Hall, 47, teaches and coaches (basketball and track) at a junior high school. “I have three championships in a row, the best junior school for track and field in Grand Bahama. Who would ever imagine?”

Well, anyone who ever watched him compete could imagine Hall accomplishing anything he set his mind to.

Few later said that his trip to Freeport felt like he was playing Kevin Bacon’s role in the movie “The Air Up There,” in which a college basketball coach travels to Kenya searching for potential talent but gets caught up in cross-cultural hijinks.

Hall laughed when reminded of Few’s appearance that day. “He was sweating his bullets off.”

The biggest thing: “He was there. He met my parents and he was a really nice man, and he was authentic from that day on.”

To meet academic qualifications, Hall had to go through Yakima Valley College (coached by future Zags assistant Leon Rice) before joining GU as a junior in the 1997-98 season.

As a senior, Hall was point guard and the competitive pulse of a highly talented/lightly regarded historic Zags team.

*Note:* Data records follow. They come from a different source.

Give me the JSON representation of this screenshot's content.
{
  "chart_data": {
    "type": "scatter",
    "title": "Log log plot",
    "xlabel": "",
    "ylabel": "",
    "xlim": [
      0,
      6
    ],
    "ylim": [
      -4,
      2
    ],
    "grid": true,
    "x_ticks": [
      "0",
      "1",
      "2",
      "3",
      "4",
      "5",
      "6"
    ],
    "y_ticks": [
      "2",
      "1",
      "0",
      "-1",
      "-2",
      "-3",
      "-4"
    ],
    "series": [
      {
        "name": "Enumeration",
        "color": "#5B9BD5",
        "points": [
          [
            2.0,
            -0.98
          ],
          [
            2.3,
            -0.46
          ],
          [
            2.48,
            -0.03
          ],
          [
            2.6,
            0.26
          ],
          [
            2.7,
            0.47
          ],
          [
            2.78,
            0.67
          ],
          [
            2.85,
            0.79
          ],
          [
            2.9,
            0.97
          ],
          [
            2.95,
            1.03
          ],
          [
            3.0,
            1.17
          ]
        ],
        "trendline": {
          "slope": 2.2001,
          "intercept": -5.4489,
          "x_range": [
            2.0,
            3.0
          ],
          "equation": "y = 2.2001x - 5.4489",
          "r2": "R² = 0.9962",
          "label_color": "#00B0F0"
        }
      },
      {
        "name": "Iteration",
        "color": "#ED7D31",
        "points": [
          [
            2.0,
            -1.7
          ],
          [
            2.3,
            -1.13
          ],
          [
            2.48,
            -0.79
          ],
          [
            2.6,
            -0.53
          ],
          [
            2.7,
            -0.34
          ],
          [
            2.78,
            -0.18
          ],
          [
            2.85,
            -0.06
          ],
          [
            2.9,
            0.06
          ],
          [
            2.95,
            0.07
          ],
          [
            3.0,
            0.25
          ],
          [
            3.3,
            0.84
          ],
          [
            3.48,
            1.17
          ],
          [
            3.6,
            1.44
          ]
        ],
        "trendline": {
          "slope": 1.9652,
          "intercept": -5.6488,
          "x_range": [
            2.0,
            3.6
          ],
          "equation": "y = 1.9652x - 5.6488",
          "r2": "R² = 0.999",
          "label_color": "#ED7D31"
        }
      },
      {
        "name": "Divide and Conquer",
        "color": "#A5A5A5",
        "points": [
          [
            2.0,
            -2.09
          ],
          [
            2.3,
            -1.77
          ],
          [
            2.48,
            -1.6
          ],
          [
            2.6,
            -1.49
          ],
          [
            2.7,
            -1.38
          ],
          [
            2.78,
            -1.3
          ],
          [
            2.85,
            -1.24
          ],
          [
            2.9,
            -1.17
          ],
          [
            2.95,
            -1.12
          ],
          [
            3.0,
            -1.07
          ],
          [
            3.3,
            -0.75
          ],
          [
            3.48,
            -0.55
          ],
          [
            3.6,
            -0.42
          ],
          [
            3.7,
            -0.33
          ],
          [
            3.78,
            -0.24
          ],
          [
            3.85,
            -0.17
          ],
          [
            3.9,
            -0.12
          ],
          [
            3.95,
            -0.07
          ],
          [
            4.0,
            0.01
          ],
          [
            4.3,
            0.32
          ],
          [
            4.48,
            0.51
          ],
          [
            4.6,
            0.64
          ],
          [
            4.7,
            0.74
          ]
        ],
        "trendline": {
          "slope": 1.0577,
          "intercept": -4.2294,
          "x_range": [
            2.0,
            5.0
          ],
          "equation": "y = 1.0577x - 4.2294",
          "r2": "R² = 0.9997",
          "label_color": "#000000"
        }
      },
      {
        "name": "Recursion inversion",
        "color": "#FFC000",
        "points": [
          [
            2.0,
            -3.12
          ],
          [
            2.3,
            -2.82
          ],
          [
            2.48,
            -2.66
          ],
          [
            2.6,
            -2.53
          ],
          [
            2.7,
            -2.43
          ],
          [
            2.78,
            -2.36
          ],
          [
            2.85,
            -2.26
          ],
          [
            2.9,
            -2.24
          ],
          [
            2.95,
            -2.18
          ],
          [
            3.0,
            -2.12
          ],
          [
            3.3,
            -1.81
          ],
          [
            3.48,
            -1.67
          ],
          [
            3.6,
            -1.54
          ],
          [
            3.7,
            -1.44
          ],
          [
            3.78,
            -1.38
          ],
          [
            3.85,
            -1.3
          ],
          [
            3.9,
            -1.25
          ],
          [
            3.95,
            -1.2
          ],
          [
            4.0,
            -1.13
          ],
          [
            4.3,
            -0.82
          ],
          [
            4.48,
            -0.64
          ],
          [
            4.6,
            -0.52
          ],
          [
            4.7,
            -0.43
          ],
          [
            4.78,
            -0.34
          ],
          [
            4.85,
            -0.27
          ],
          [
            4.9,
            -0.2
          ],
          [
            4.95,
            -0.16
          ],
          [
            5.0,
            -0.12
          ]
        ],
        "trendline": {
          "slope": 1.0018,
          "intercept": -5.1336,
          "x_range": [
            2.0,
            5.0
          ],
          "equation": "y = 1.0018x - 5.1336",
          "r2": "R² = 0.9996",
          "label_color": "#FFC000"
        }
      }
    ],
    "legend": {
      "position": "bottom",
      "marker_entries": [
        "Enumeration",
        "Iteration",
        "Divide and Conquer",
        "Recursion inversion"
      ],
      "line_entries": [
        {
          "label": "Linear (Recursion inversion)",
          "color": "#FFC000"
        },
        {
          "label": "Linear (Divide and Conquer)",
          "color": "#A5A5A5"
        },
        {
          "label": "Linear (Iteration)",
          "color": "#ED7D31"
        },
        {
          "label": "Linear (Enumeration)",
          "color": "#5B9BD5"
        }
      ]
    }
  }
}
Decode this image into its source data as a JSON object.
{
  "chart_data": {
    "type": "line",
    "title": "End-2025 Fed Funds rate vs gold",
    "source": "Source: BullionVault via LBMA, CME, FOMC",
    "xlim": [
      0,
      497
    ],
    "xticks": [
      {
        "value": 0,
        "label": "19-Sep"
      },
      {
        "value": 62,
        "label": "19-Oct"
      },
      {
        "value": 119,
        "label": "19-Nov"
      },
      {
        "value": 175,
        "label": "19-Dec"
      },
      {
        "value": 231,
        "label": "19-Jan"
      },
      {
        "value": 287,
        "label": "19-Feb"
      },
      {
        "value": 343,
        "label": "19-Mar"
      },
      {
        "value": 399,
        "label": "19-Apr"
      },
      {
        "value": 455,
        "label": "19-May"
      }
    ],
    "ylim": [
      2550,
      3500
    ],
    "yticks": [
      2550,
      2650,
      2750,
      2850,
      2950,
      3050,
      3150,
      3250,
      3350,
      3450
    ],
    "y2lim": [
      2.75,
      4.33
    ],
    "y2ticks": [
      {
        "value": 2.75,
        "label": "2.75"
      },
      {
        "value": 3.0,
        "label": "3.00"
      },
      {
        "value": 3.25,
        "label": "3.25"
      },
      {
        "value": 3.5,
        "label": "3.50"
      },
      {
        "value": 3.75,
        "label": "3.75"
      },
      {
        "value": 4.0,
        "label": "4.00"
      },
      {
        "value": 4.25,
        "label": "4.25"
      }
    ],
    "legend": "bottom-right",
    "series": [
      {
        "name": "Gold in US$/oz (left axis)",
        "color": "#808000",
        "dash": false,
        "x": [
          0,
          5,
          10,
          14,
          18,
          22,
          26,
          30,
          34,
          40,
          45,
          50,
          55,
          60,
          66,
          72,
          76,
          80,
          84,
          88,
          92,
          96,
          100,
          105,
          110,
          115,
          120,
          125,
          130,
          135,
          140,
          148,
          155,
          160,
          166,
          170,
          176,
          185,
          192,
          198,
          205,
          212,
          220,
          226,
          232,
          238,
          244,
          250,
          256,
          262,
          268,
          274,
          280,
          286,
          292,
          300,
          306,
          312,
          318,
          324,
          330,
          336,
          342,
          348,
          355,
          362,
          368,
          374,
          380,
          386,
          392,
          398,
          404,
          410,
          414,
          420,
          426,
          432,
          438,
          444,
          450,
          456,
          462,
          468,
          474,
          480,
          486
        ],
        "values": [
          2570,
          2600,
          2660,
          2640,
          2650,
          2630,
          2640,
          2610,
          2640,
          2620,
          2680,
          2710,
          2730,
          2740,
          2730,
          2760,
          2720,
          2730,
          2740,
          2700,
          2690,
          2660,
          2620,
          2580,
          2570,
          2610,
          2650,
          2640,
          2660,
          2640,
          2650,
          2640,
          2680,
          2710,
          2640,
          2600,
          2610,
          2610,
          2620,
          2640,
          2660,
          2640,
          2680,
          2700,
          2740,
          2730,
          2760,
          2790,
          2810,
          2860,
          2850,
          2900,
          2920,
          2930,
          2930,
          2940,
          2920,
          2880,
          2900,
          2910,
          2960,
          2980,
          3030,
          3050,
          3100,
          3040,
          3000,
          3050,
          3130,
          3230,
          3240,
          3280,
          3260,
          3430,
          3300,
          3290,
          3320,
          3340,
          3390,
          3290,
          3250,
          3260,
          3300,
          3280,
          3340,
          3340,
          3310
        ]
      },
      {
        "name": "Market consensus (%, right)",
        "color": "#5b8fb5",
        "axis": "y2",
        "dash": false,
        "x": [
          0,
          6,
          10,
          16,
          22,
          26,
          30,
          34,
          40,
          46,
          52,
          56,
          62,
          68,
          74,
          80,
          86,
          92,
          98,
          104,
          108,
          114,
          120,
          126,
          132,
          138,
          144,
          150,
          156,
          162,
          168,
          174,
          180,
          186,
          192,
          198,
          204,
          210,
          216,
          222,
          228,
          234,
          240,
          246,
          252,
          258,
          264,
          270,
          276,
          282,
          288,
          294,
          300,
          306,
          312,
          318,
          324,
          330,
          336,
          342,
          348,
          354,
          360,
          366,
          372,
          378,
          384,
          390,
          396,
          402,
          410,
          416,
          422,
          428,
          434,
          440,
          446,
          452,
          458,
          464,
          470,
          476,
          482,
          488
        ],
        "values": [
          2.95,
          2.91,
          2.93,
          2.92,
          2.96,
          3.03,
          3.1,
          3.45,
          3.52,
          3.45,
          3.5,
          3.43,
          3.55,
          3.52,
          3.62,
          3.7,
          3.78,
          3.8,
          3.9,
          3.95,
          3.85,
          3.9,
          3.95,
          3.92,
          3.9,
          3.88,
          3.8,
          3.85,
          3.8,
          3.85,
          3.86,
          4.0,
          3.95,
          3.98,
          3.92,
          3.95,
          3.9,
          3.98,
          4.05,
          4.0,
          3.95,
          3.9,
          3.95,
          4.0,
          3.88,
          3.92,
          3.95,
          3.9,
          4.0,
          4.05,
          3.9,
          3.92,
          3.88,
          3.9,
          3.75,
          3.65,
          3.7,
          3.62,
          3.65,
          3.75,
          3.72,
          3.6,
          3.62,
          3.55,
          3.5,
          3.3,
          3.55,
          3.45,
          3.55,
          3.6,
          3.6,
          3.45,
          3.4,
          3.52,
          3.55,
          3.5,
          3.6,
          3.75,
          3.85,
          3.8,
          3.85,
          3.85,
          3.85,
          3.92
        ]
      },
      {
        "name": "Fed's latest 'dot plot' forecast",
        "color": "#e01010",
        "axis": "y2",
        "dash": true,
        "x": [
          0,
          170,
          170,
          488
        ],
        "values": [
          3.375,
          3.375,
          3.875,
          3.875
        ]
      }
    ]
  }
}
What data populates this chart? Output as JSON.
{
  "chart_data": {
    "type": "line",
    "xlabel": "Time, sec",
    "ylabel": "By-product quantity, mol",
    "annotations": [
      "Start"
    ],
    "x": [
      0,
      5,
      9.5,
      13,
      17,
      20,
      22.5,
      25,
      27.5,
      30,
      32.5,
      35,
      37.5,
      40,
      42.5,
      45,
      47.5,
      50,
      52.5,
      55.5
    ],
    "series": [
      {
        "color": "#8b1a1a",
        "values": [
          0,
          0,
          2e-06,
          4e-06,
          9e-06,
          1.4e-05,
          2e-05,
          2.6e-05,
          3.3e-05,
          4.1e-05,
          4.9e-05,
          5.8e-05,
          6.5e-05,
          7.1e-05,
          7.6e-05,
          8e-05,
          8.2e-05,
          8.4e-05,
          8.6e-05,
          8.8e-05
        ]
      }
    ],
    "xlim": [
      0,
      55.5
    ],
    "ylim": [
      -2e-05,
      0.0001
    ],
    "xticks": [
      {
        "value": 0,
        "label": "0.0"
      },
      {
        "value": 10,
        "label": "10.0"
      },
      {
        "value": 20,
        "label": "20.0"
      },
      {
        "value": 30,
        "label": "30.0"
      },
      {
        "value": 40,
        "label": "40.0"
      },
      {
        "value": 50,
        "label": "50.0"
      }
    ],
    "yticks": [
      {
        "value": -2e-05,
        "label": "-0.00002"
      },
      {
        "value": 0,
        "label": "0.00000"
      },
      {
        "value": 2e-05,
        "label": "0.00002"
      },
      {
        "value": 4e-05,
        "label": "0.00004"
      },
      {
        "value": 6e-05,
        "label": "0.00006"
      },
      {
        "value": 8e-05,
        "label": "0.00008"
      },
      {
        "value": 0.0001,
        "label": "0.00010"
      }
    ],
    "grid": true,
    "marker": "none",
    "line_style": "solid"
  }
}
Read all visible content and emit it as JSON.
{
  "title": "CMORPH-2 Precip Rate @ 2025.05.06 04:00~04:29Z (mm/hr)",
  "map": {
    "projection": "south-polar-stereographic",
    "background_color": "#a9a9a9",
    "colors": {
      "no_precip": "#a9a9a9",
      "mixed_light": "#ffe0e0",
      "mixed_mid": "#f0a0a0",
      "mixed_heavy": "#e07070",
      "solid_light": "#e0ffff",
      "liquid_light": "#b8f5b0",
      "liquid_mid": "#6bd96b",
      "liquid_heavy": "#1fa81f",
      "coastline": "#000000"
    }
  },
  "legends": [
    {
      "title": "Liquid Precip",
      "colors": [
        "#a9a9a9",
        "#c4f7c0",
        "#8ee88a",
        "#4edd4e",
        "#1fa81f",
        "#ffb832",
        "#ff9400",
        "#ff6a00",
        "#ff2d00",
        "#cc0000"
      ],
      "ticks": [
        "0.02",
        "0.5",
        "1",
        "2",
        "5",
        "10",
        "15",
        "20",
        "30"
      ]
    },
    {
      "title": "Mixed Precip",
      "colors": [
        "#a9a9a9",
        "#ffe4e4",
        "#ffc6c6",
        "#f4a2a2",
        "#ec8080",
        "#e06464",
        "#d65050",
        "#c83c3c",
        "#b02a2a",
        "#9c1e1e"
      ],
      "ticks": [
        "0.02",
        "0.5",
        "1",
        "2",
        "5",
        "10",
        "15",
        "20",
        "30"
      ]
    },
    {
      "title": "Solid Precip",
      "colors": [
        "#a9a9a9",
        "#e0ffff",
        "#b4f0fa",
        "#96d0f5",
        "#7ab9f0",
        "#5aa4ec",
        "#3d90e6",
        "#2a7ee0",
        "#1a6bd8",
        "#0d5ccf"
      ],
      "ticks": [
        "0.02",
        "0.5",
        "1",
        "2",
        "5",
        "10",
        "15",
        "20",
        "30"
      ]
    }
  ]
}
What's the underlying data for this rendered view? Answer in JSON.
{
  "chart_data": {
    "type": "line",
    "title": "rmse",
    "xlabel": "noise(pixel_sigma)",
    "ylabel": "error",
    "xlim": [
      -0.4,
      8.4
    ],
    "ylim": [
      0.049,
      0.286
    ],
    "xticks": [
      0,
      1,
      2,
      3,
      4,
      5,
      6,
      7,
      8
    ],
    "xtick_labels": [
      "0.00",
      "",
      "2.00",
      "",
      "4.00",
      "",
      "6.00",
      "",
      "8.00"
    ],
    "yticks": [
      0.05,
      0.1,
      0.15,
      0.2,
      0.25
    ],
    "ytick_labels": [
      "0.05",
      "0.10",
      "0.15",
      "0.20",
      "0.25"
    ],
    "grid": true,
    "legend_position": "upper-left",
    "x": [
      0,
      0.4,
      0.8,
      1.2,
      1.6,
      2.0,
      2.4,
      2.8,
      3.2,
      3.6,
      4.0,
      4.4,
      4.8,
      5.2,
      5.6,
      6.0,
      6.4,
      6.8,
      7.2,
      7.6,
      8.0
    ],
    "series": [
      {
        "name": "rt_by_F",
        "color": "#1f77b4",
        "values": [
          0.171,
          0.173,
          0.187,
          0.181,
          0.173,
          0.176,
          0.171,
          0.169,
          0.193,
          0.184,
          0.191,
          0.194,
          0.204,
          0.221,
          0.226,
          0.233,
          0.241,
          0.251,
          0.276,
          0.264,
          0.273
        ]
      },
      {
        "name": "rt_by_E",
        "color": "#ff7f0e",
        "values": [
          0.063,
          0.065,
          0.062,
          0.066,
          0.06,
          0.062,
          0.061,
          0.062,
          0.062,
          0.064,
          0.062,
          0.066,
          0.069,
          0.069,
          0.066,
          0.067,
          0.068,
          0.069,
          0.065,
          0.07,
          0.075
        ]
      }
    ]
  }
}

In two NCAA Tournament games, particularly, Hall’s defensive aggressiveness played a key role, as he held Minnesota’s leading scorer Quincy Lewis and Connecticut’s All-American point guard Khalil El-Amin to combined 3-for-31 shooting.

Legendary stuff.

Hall played professionally for several years in Europe and returned home to teach and raise his family (three sons – Quacius is 15, Qamani is 13 and Qeiran is 10) with wife Vanessa.

Of course, he follows the Zags, and thinks “this is the team” to win their first national championship.

“I don’t want to put the pressure on them, but I’m telling you, I’ve got that feeling.”

Differences between modern Zags teams and his vintage? “They’re ranked in the top five, that’s the big difference,” he said. “They KNOW they’re good. We believed we were good, but nobody else knew it.”

When asked what he tries to teach his young athletes, Hall captured the essence of being part of a team, the kind of thing that made him such a great player and beloved teammate.

“I try to teach the kids that it’s a brotherhood, a friendship, something that lasts forever,” he said. “I try to impress on them that you play for one another. That’s bigger than winning at this level, and once you can do that, you can adapt to anything in sports, to different people, cultures, environments, anything.”

He laughed when asked if he could imagine the sweaty young coach who recruited him being on his way to the hall of fame, and being on the Olympic gold-medal-winning USA staff.

“I’m telling you, Coach Few is still the same to me,” he said. “The way he talks and moves, all still the same. Whenever I speak to him, he’s always the same individual. He always knew what he wanted and knew what he was. I can relate because I am who I am and I’m not afraid to say it, whether anybody likes it or not.”

Hall said his family is back on its feet after having to repair the damage caused by the historically destructive Hurricane Dorian in 2019.

Aside from teaching and coaching, he enjoys playing golf, but his focus remains on his family.

How does a man with a legendary competitive spirit deal with the reduced number of outlets in middle age?

“You know, I look at my little boys, and how I deal with them and try to be as patient as I can on a daily basis. It’s focusing on them and channeling all that toward them right now, and that gives me a peace of mind more than anything.”

He hopes that his boys grow up to have some of the opportunities he had.

Will they be taller than dad?

Huge laugh.

“They already are,” he said. “Of course, you know, that doesn’t take much.”